Tribunlampung.co.id, Bandar Lampung - Munir Irawan (58) tampak sibuk melayani para pembeli yang singgah ke tokonya di Pasar Tamin, Kecamatan Tanjung Karang Barat, Bandar Lampung, Provinsi Lampung.
Satu per satu dari mereka membeli barang yang dibutuhkan dari toko kelontong tersebut.
Menariknya, ada dua tipe pembayaran yang dilakukan di sana.
Ada yang bertransaksi secara tunai, sementara yang lainnya memilih pakai Quick Response Code Indonesian Standard alias QRIS (baca: kris) BRI.
“Memang beberapa pembeli pakai QRIS, tapi tidak banyak,” kata Munir pada Tribunlampung.co.id, Rabu (24/5/2023).
Dijelaskan Munir, dirinya sudah menyediakan alat pembayaran digital tersebut sejak 2021 silam.
Kala itu, dia dan para pedagang lainnya di Pasar Tamin menjadi pasar percontohan menggunakan QRIS.
Baca juga: Harga Naik, Pemkot Bandar Lampung Pastikan Stok Telur Aman
Pihak bank datang langsung untuk memberikan pengetahuan terkait penggunaan dan cara kerjanya.
Karena itulah, menjadi pemandangan yang biasa di Pasar Tamin ada barcode QRIS terpampang di depan toko.
Namun sayangnya, peminat transaksi digital tersebut masih sedikit.
Dikatakan Munir, hanya kalangan tertentu seperti pegawai kantoran yang menggunakannya.
“Biasanya orang-orang yang kerja atau ya yang ngerti ngerti aja,” imbuhnya.
Satu di antara pelanggan yang menggunakan QRIS di sana adalah Putri Salamah (25).
Pegawai swasta yang kedapatan sedang membeli telur itu mengaku lebih menyukai pembayaran secara digital.
“Lebih praktis, karena gak biasa bawa uang tunai banyak-banyak,” terang dia.
Baca juga: Qris Bank Lampung, Jagoan Baru yang Bakal Mengamankan Transaksi Nasabah
Selain itu, dirinya juga tidak perlu khawatir uangnya tercecer lantaran menerima kembalian saat berbelanja.
“Kalau tunai kan sering dapat uang receh, jadi sulit buat simpannya,” imbuhnya lagi.
Minimnya pengguna QRIS sempat disayangkan oleh Munir.
Menurutnya, memang ada banyak alasan mengapa warga setempat masih belum fasih bertransaksi nontunai.
“Kadang ada yang takut karena gak bisa, belum ngerti, ya banyak alasan lainnya,” kata dia.

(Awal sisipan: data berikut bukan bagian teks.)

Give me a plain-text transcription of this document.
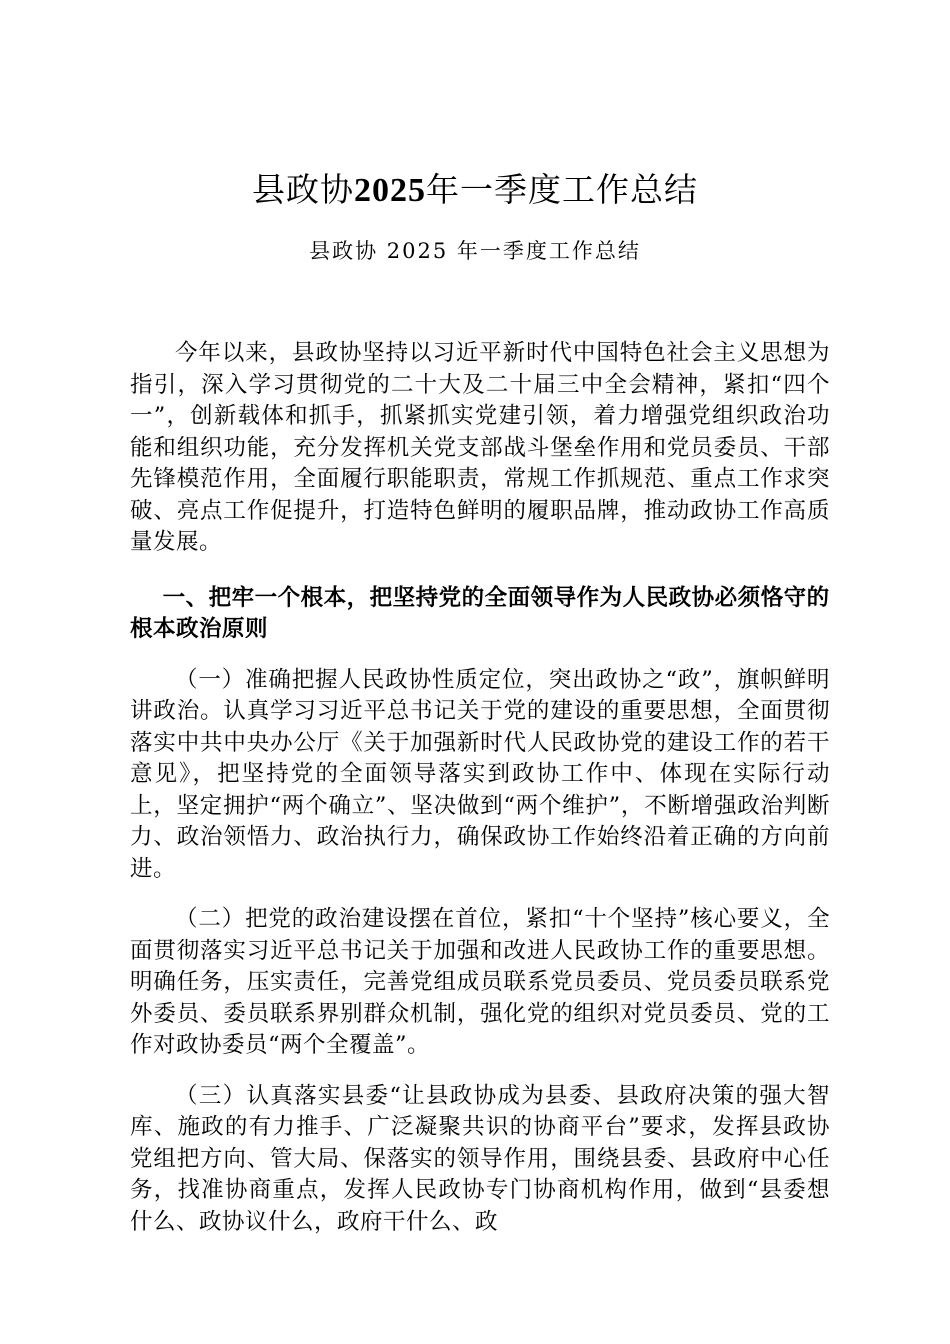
县政协2025年一季度工作总结
县政协 2025 年一季度工作总结

今年以来，县政协坚持以习近平新时代中国特色社会主义思想为指引，深入学习贯彻党的二十大及二十届三中全会精神，紧扣“四个一”，创新载体和抓手，抓紧抓实党建引领，着力增强党组织政治功能和组织功能，充分发挥机关党支部战斗堡垒作用和党员委员、干部先锋模范作用，全面履行职能职责，常规工作抓规范、重点工作求突破、亮点工作促提升，打造特色鲜明的履职品牌，推动政协工作高质量发展。

一、把牢一个根本，把坚持党的全面领导作为人民政协必须恪守的根本政治原则

（一）准确把握人民政协性质定位，突出政协之“政”，旗帜鲜明讲政治。认真学习习近平总书记关于党的建设的重要思想，全面贯彻落实中共中央办公厅《关于加强新时代人民政协党的建设工作的若干意见》，把坚持党的全面领导落实到政协工作中、体现在实际行动上，坚定拥护“两个确立”、坚决做到“两个维护”，不断增强政治判断力、政治领悟力、政治执行力，确保政协工作始终沿着正确的方向前进。

（二）把党的政治建设摆在首位，紧扣“十个坚持”核心要义，全面贯彻落实习近平总书记关于加强和改进人民政协工作的重要思想。明确任务，压实责任，完善党组成员联系党员委员、党员委员联系党外委员、委员联系界别群众机制，强化党的组织对党员委员、党的工作对政协委员“两个全覆盖”。

（三）认真落实县委“让县政协成为县委、县政府决策的强大智库、施政的有力推手、广泛凝聚共识的协商平台”要求，发挥县政协党组把方向、管大局、保落实的领导作用，围绕县委、县政府中心任务，找准协商重点，发挥人民政协专门协商机构作用，做到“县委想什么、政协议什么，政府干什么、政
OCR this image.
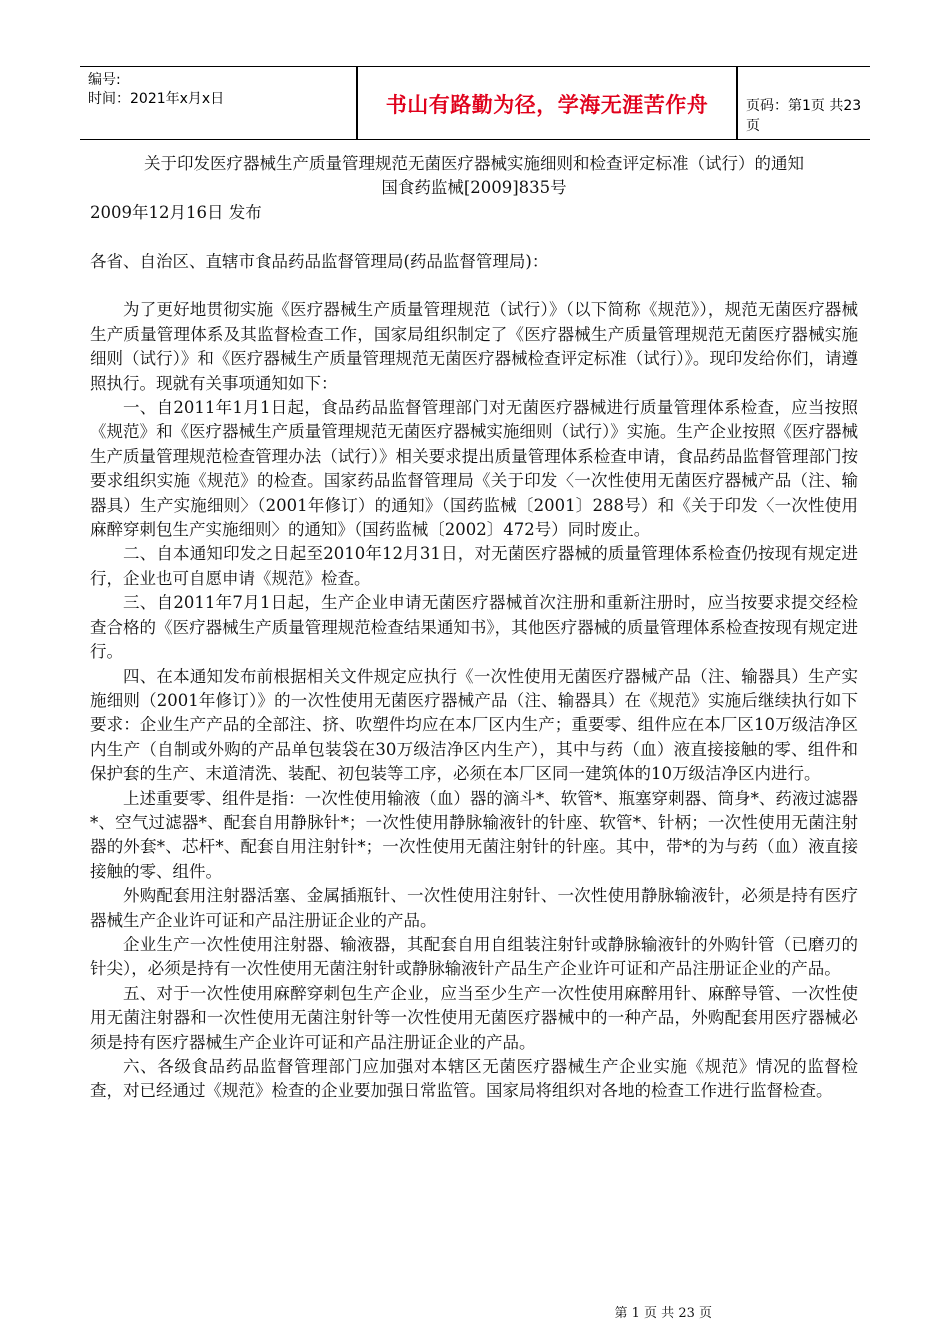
编号:
时间：2021年x月x日	书山有路勤为径，学海无涯苦作舟	页码：第1页 共23页

关于印发医疗器械生产质量管理规范无菌医疗器械实施细则和检查评定标准（试行）的通知

国食药监械[2009]835号

2009年12月16日 发布

各省、自治区、直辖市食品药品监督管理局(药品监督管理局)：

为了更好地贯彻实施《医疗器械生产质量管理规范（试行）》（以下简称《规范》），规范无菌医疗器械生产质量管理体系及其监督检查工作，国家局组织制定了《医疗器械生产质量管理规范无菌医疗器械实施细则（试行）》和《医疗器械生产质量管理规范无菌医疗器械检查评定标准（试行）》。现印发给你们，请遵照执行。现就有关事项通知如下：

一、自2011年1月1日起，食品药品监督管理部门对无菌医疗器械进行质量管理体系检查，应当按照《规范》和《医疗器械生产质量管理规范无菌医疗器械实施细则（试行）》实施。生产企业按照《医疗器械生产质量管理规范检查管理办法（试行）》相关要求提出质量管理体系检查申请，食品药品监督管理部门按要求组织实施《规范》的检查。国家药品监督管理局《关于印发〈一次性使用无菌医疗器械产品（注、输器具）生产实施细则〉（2001年修订）的通知》（国药监械〔2001〕288号）和《关于印发〈一次性使用麻醉穿刺包生产实施细则〉的通知》（国药监械〔2002〕472号）同时废止。

二、自本通知印发之日起至2010年12月31日，对无菌医疗器械的质量管理体系检查仍按现有规定进行，企业也可自愿申请《规范》检查。

三、自2011年7月1日起，生产企业申请无菌医疗器械首次注册和重新注册时，应当按要求提交经检查合格的《医疗器械生产质量管理规范检查结果通知书》，其他医疗器械的质量管理体系检查按现有规定进行。

四、在本通知发布前根据相关文件规定应执行《一次性使用无菌医疗器械产品（注、输器具）生产实施细则（2001年修订）》的一次性使用无菌医疗器械产品（注、输器具）在《规范》实施后继续执行如下要求：企业生产产品的全部注、挤、吹塑件均应在本厂区内生产；重要零、组件应在本厂区10万级洁净区内生产（自制或外购的产品单包装袋在30万级洁净区内生产），其中与药（血）液直接接触的零、组件和保护套的生产、末道清洗、装配、初包装等工序，必须在本厂区同一建筑体的10万级洁净区内进行。

上述重要零、组件是指：一次性使用输液（血）器的滴斗*、软管*、瓶塞穿刺器、筒身*、药液过滤器*、空气过滤器*、配套自用静脉针*；一次性使用静脉输液针的针座、软管*、针柄；一次性使用无菌注射器的外套*、芯杆*、配套自用注射针*；一次性使用无菌注射针的针座。其中，带*的为与药（血）液直接接触的零、组件。

外购配套用注射器活塞、金属插瓶针、一次性使用注射针、一次性使用静脉输液针，必须是持有医疗器械生产企业许可证和产品注册证企业的产品。

企业生产一次性使用注射器、输液器，其配套自用自组装注射针或静脉输液针的外购针管（已磨刃的针尖），必须是持有一次性使用无菌注射针或静脉输液针产品生产企业许可证和产品注册证企业的产品。

五、对于一次性使用麻醉穿刺包生产企业，应当至少生产一次性使用麻醉用针、麻醉导管、一次性使用无菌注射器和一次性使用无菌注射针等一次性使用无菌医疗器械中的一种产品，外购配套用医疗器械必须是持有医疗器械生产企业许可证和产品注册证企业的产品。

六、各级食品药品监督管理部门应加强对本辖区无菌医疗器械生产企业实施《规范》情况的监督检查，对已经通过《规范》检查的企业要加强日常监管。国家局将组织对各地的检查工作进行监督检查。

第 1 页 共 23 页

Hal senada disampaikan oleh pedagang lainnya, Hernani (46).
Pemilik toko kelontong Sumber Rizky tersebut menyebut masih banyak pelanggannya yang lebih memilih berbelanja secara tunai.
“Kebanyakan kan di sini orang-orang awam, ibu-ibu dan bapak-bapak, jadi masih pada belum ngerti,” katanya.

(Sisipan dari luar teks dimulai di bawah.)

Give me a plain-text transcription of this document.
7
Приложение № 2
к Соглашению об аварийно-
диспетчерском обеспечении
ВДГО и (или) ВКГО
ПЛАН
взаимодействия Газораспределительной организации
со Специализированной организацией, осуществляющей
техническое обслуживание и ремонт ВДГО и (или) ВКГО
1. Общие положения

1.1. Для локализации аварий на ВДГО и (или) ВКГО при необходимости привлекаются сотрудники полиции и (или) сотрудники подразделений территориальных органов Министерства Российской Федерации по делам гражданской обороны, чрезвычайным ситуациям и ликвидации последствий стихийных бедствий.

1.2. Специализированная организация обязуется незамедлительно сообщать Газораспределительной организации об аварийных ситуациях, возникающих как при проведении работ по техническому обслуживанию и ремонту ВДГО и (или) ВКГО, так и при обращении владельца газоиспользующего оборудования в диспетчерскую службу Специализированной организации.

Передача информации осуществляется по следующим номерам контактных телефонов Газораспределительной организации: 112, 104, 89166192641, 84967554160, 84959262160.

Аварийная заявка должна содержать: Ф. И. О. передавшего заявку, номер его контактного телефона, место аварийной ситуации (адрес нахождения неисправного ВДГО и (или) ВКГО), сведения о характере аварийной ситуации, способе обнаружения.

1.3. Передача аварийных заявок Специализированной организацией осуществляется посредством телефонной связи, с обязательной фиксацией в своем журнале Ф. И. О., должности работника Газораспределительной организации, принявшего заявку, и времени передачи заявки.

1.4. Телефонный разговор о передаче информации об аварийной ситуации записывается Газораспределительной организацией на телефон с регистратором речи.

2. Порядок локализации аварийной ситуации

Ia menambahkan, para pelanggannya kebanyakan gaptek sehingga sulit mengoperasikan ponsel pintar untuk bertransaksi digital.

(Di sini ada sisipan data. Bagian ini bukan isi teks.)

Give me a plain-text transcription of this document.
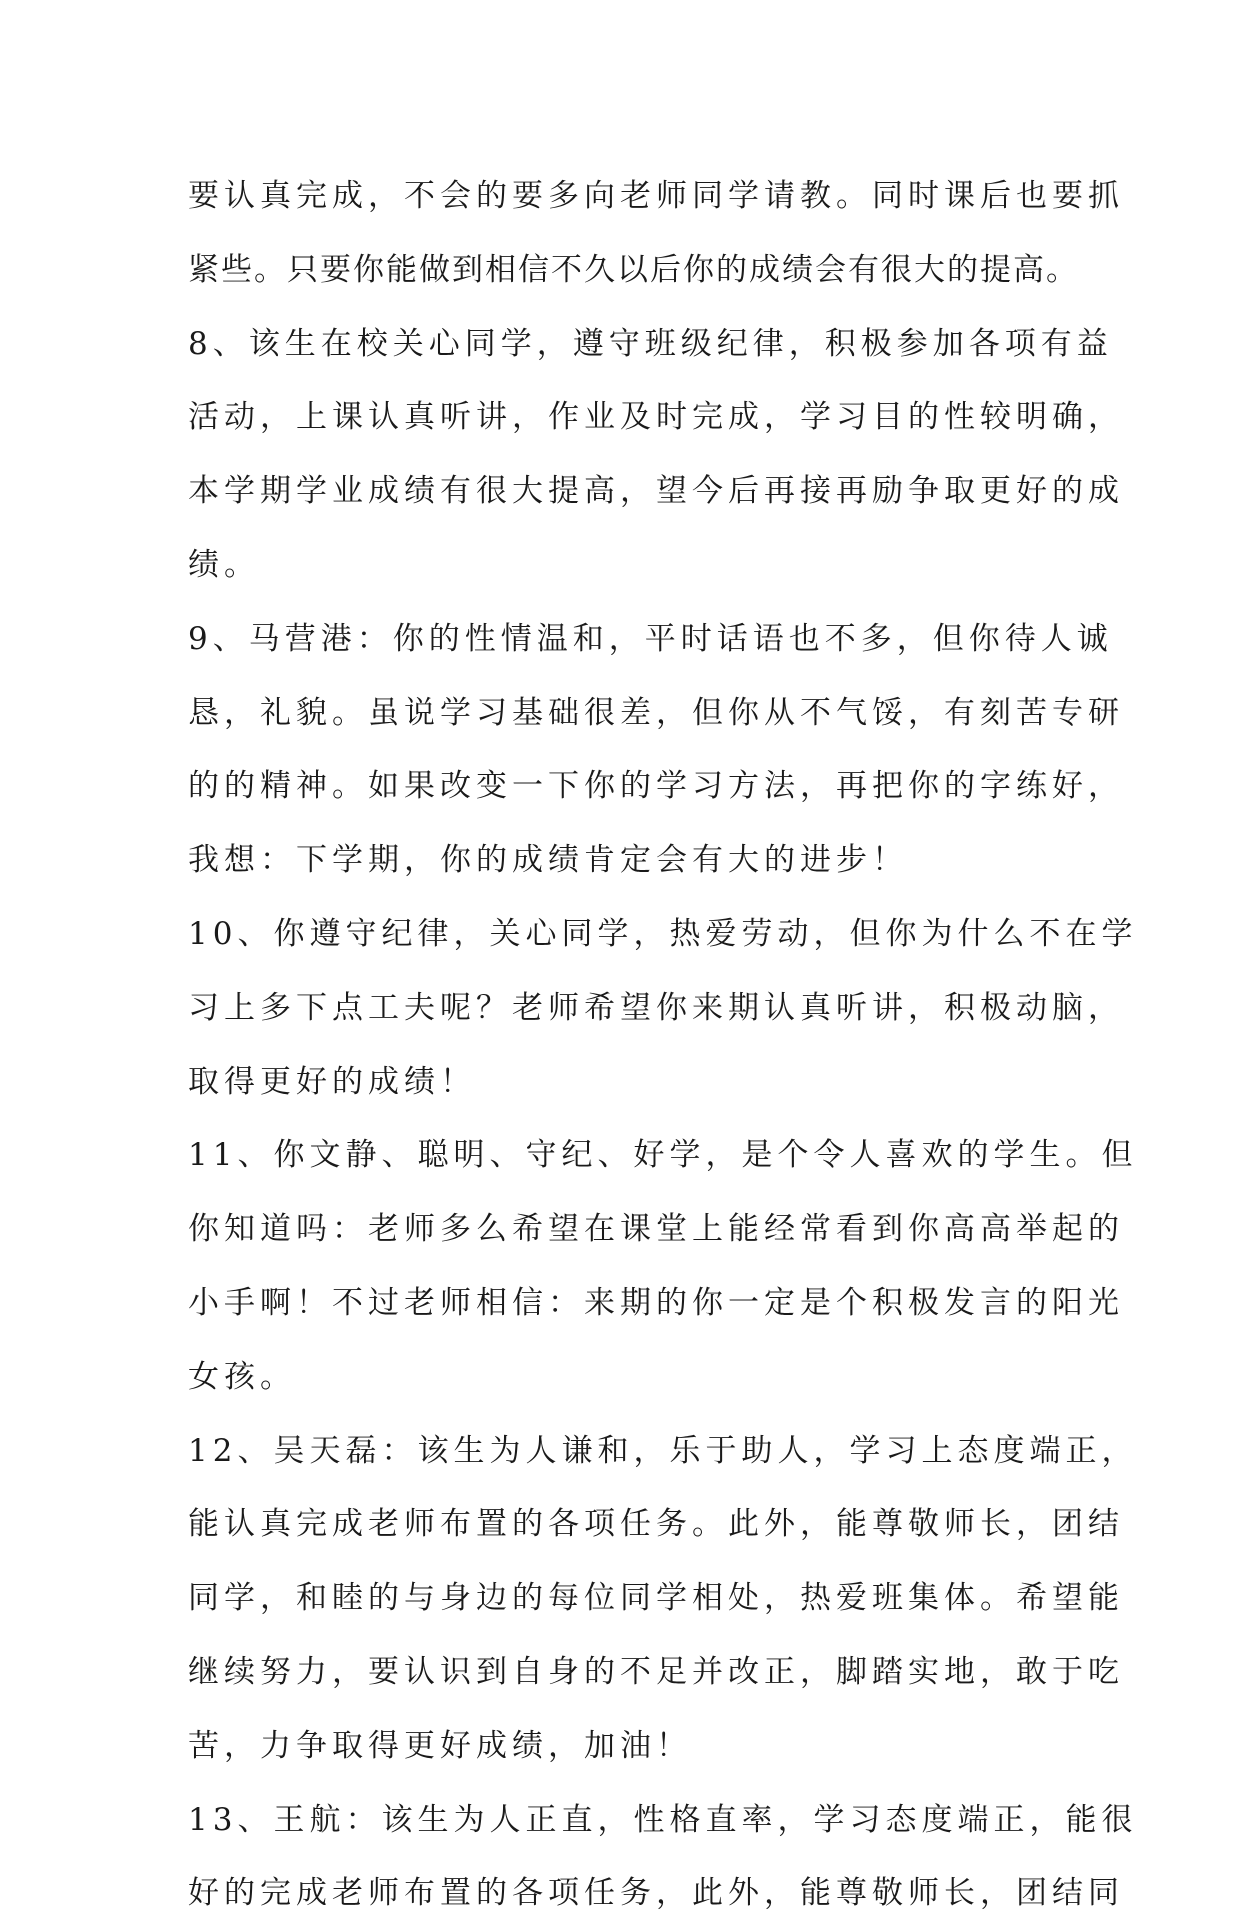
要认真完成，不会的要多向老师同学请教。同时课后也要抓
紧些。只要你能做到相信不久以后你的成绩会有很大的提高。
8、该生在校关心同学，遵守班级纪律，积极参加各项有益
活动，上课认真听讲，作业及时完成，学习目的性较明确，
本学期学业成绩有很大提高，望今后再接再励争取更好的成
绩。
9、马营港：你的性情温和，平时话语也不多，但你待人诚
恳，礼貌。虽说学习基础很差，但你从不气馁，有刻苦专研
的的精神。如果改变一下你的学习方法，再把你的字练好，
我想：下学期，你的成绩肯定会有大的进步！
10、你遵守纪律，关心同学，热爱劳动，但你为什么不在学
习上多下点工夫呢？老师希望你来期认真听讲，积极动脑，
取得更好的成绩！
11、你文静、聪明、守纪、好学，是个令人喜欢的学生。但
你知道吗：老师多么希望在课堂上能经常看到你高高举起的
小手啊！不过老师相信：来期的你一定是个积极发言的阳光
女孩。
12、吴天磊：该生为人谦和，乐于助人，学习上态度端正，
能认真完成老师布置的各项任务。此外，能尊敬师长，团结
同学，和睦的与身边的每位同学相处，热爱班集体。希望能
继续努力，要认识到自身的不足并改正，脚踏实地，敢于吃
苦，力争取得更好成绩，加油！
13、王航：该生为人正直，性格直率，学习态度端正，能很
好的完成老师布置的各项任务，此外，能尊敬师长，团结同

“Banyak yang bilang ribet karena harus buka hp, harus punya internet,” kata dia.
Meski demikian, keduanya mengaku bakal tetap mempertahankan QRIS kedepannya.
Sebab, ada banyak keuntungan yang didapat dari pembayaran digital tersebut.
Baik dirinya sebagai penjual maupun para pembeli tidak perlu lagi repot-repot membawa uang dalam jumlah banyak seperti saat bertransaksi tunai.
“Gak perlu repot-repot ngitung uang, gak perlu siapkan kembalian,” kata Munir.
Selain itu, keunggulan yang paling krusial adalah terhindar dari peredaran uang palsu.
“Otomatis kan masuk ke rekening tuh, jadi udah pasti aman,” imbuh dia.
Bahkan Munir optimis, pembayaran digital seperti QRIS nantinya bakal diminati dan jadi solusi pembayaran di masa mendatang.
“Ini kan proses ya, jadi butuh waktu bagi masyarakat untuk beradaptasi,” tutupnya.